RWE’s Quarterly Loss Narrows on Generation, Cost Cutsby and
Utility turns power generation into profit, has trading loss
Nuclear deal with government looks likely, CFO says on call
RWE AG’s second-quarter loss narrowed by 22 percent after an improved performance in the German utility’s power plant business, cost cuts and a one-time lower tax rate. Its shares rose the most in almost a month.
The Essen-based company reduced its adjusted net loss to 259 million euros ($289 million) in the three months through June, based on Bloomberg calculations using first-quarter and first-half numbers. RWE reiterated its forecast for an adjusted net income of 500 million euros to 700 million euros for this year.
Germany’s largest power producer is suffering from the impact of the nation’s unprecedented shift toward wind and solar generation, a policy that helped drive wholesale electricity prices to the lowest level in more than a decade and added billions in impairment costs for the country’s utilities. In response, RWE is pooling its renewables, grid and retail operations into a separate company called Innogy in which it will sell at least a 10 percent stake this year.

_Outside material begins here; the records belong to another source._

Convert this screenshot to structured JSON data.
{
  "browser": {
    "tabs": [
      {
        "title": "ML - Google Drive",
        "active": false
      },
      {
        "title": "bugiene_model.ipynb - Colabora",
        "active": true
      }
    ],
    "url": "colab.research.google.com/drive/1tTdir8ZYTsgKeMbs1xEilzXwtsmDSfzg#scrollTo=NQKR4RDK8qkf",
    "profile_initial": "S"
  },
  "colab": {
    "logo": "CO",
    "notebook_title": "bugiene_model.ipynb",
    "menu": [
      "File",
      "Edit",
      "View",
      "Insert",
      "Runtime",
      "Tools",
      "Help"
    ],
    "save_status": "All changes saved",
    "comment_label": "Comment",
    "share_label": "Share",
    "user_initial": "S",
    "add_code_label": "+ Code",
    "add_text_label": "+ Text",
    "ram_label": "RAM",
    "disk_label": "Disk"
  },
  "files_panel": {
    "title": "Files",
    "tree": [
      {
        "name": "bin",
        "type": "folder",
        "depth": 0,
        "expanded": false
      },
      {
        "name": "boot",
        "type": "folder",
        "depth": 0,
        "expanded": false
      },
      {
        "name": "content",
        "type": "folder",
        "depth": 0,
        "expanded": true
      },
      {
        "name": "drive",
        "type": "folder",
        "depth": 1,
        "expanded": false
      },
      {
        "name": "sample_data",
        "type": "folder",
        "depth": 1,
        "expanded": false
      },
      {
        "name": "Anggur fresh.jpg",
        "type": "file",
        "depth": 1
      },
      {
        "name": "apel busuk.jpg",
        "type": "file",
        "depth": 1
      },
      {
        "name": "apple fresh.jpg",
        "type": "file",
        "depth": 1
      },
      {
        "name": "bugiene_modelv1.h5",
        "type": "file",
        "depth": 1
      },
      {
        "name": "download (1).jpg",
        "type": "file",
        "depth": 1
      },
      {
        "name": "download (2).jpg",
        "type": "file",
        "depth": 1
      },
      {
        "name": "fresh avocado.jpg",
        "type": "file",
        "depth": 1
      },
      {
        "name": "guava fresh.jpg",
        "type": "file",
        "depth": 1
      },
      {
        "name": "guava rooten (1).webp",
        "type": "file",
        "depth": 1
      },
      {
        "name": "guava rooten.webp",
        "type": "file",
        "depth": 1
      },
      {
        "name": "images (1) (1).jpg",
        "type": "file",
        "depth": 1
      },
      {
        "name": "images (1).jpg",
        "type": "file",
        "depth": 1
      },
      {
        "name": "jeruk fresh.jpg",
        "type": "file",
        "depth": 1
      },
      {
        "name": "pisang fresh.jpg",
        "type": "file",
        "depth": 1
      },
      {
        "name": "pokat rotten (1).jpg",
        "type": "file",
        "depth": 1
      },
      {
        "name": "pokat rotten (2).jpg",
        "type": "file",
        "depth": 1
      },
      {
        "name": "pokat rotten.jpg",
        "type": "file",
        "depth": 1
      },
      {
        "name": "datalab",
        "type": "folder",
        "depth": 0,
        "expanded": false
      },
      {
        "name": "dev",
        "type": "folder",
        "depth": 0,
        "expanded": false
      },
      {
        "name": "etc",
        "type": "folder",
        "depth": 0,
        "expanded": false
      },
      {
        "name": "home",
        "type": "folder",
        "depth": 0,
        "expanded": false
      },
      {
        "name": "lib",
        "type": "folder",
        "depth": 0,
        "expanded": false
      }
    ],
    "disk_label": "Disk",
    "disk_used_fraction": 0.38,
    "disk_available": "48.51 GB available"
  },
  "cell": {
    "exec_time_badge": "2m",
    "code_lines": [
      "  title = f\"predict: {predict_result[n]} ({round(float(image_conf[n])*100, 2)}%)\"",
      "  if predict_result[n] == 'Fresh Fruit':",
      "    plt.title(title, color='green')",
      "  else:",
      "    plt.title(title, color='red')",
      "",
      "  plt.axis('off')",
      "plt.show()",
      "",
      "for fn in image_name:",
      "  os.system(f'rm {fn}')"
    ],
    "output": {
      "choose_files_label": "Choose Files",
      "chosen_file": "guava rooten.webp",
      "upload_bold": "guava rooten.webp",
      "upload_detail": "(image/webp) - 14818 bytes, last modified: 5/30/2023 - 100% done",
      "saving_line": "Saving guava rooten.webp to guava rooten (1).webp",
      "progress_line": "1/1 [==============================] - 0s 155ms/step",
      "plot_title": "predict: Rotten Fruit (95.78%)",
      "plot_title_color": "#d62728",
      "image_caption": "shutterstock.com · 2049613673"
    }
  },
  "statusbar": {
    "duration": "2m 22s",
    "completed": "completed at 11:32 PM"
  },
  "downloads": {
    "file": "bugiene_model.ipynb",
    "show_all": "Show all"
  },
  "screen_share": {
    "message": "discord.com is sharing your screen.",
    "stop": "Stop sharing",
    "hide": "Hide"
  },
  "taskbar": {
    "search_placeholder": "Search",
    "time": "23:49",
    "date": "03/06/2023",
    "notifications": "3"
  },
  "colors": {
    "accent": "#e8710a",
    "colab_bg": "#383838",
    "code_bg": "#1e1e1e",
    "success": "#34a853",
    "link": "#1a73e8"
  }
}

“RWE’s management has delivered a strong first-half performance in a challenging environment,” analysts at Jefferies Group LLC including Ahmed Farman said in a note to clients. “It appears to be managing the pressure in the generation business well through self-help measures and the group’s new corporate strategy is on track.”
The company’s conventional power generation business had an operating profit of 36 million euros in the second quarter compared with a loss of 151 million euros a year earlier, according to Bloomberg calculations.
RWE’s shares were the second biggest gainer on Germany’s main DAX index on Thursday, rising as much as 3.8 percent, or the most since July 13. The stock traded at 15.44 euros at 2:15 p.m. in Frankfurt after earlier sliding as much as 5.3 percent.
Adjusted net income rose to 598 million euros in the six months through June, missing a 640 million-euro average estimate of five analysts surveyed by Bloomberg.
RWE cut the forecast for the trading, gas midstream unit to “significantly below 2015” earnings from “significantly above” after “significant” losses in its trading business in the second quarter.
The loss wasn’t connected to a particular person, but a position known to all, Chief Executive Officer Peter Terium said on a call with analysts, declining to provide further details.
The division posted an operating loss of 156 million euros in the first half, erasing a profit of 166 million euros in the first quarter.
“There has been quite a big miss on the trading division,” Deepa Venkateswaran, an analyst at Sanford C. Bernstein & Co., said by phone from London. “That is the negative surprise. If the trading doesn’t catch up in the next two quarters there is a little bit of risk over there on at least the Ebitda.”
Annual profit at RWE’s supply unit will probably be in line with last year, compared with a previous forecast of “moderately below” after a recovery in the U.K.
“Our competitive position in the U.K. residential sector has stabilized since the significant customer losses suffered last year,” Terium said in the statement.
RWE cut almost 500 jobs in the first half. The company benefited from a lower tax rate relating to the reorganization of the group.
After competitor EON SE said Wednesday that the government delayed a deal on the funding of nuclear liability costs with the reactor operators to September, RWE said Thursday that the talks are constructive.
“It doesn’t look unlikely that ultimately some solution can be found which is acceptable to all parties,” Chief Financial Officer Bernhard Guenther told analysts on a call. A solution based on a commission-proposal in April would have to take RWE’s “financial restrictions” into account, Deputy CEO Rolf Martin Schmitz told reporters on a call.
RWE reiterated its Aug. 1 forecast that Innogy’s earnings before interest, taxes, depreciation and amortization for this year to be lower than in 2015 and that there’ll be a potential recovery in 2017. While further stake sales are possible, RWE intends to keep a majority.
EON on Wednesday reported a net loss for the first half after taking billions of euros in charges linked to the listing next month of its Uniper unit that bundles together the fossil-fuel plants and trading business.